I visited the City Hall. This is probably the fanciest thing I have been up to since my stay in Stockholm. Stockholm Academic Forum hosted a welcoming reception for international students and researchers in the magnificent City Hall or ‘Stadshuset.’ The visit included some inspirational speeches by several directors and CEOs of academic institutions in Stockholm. We were also introduced to the Blue Hall (which is actually brick red) and the Golden Hall (which is covered in golden mosaic) where we were served lunch.
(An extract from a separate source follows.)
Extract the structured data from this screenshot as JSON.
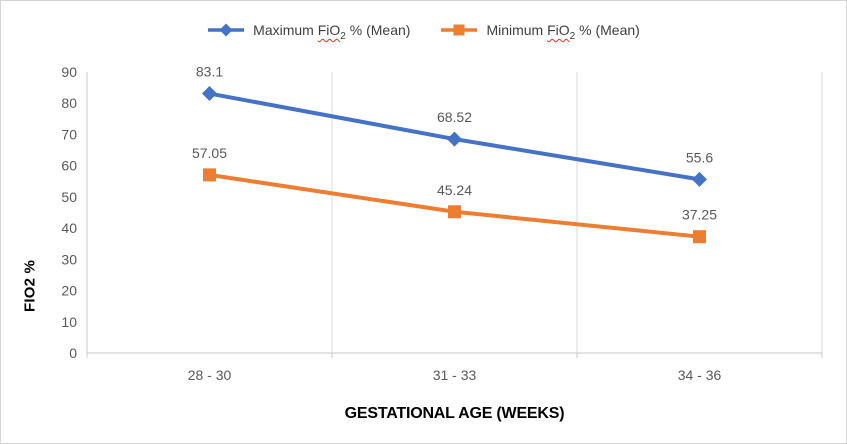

All in all it was a very impressive reception!
Agathe, Anna, me, Richard, Anna, Ana and Andrea (photo by Carlos)
The Golden Hall with a great mosaic of The Queen representing the city of Stockholm
I got friends visiting me. As I have been away from home for a little while now, my first visitors have come up to see me! Two friends from the Netherlands, Martine, who is Dutch, and Robin, who is actually a Swede, came for a weekend. It was so nice having them here, and also a good opportunity for me to explore the city from a tourist’s perspective – something I had not done yet. We went to the Vasamuseum, which hosts a very large Viking ship, art exhibitions and Gröna Lund. I enjoyed seeing them mingle with my friends here. Right now I have my English friend Lauren over! :-)
Robin and Martine came along to visit me!
Gröna Lund at night
I really start to appreciate Swedish culture. Quite an amount of stores here do not have clearly defined men’s or women’s departments, which I think represents the gender equality which has been worked on for a generation now quite well. Also, I learned how frustrating it is being in a hurry and being blocked by people standing on the left side of the escalator. There are, however, also some less fun aspects of living in Sweden. To name the two most prominent things: cold and darkness! In the beginning of October already, I am wearing my winter coat with a heavy scarf and some gloves. When I left my house in the morning a couple of days ago, it was -3 degrees!!! Can you believe that? It also gets dark quite early, at around 18:30. I even started taking Vitamin D supplements already to make up for the lack of sunlight.
One last thing: although the darkness may not be the most loved feature of a life in Scandinavia, it does set the scene for one mystical natural phenomenon. The Aurora Borealis! So far, I have been really close to seeing it twice, but the magnetic strength was either just not high enough, or it was cloudy. And the one night the skies were actually completely green, I was asleep. I have to keep trying I guess :-)
"The upcoming months I will document my preparations of coming to Sweden as well as what I am up to being a student at Södertörns Högskola in Stockholm. I am very much looking forward to all of it!" Nick Doggen is 20 years old and comes from the Netherlands. He studies Political Culture at Maastricht University and is coming to Stockholm as an exchange student.